Even with the pandemic forcing many businesses in foreign countries to halt operations, affecting Vietnamese workers and their income, remittances to Vietnam fell 5 percent over 2019, according to the World Bank.
Bank officials have remarked on a shift in motivation behind remittances over the years. Previously the Vietnamese diaspora sent remittances to Vietnam to support their families, but in recent years, they are sent as investment for doing business in Vietnam.
Besides traditional remitting countries like the U.S., Canada, Australia, Germany, the U.K., and France, remittances are also coming in from the East and Southeast Asian countries and territories like Japan, South Korea, Taiwan, Hong Kong, Macau and Singapore.
Many Vietnamese guest workers and women are married to locals in these places.

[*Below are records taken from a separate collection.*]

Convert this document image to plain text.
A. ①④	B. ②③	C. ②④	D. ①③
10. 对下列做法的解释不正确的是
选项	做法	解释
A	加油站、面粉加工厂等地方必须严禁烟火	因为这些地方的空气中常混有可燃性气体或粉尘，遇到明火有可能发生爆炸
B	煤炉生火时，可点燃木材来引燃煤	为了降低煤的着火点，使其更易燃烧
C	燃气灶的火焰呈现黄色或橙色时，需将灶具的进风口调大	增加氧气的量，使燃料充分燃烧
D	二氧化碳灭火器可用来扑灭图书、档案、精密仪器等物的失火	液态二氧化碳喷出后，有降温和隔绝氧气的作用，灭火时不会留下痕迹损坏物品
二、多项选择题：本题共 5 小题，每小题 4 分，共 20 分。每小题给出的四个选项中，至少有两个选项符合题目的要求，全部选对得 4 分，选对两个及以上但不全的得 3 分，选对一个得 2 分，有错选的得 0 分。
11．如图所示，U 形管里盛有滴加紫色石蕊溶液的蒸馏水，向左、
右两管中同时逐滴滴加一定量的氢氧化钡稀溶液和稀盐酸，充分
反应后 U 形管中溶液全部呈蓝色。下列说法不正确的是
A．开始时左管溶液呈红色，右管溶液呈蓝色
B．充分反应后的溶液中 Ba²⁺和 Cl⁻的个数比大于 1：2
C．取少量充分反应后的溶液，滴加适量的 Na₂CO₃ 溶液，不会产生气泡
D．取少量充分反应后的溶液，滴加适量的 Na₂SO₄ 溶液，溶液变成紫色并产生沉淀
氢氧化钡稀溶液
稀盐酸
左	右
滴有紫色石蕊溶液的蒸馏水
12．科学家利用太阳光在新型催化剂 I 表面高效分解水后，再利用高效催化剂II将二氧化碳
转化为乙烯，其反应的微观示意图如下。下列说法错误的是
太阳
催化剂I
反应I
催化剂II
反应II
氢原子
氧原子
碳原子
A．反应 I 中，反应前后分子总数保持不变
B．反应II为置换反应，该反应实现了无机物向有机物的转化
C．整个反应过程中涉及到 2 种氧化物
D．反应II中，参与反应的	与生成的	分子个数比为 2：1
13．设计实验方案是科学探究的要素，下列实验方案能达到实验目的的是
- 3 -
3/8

There are around 580,000 Vietnamese citizens working overseas now, up from 500,000 in 2010, said Nguyen Gia Liem, vice head of the Department of Overseas Labor under the Ministry of Labor, Invalids and Social Affairs.
According to money transfer companies, remittances in 2021 are hard to forecast as it depends on how effective global pandemic control will turn out and how government policies support businesses and individuals.
The World Bank has forecast that global remittances could drop 14 percent this year due to the global economic recession triggered by Covid-19 and continued border closures. In such a scenario, it is likely that remittances to Vietnam will not grow in 2021.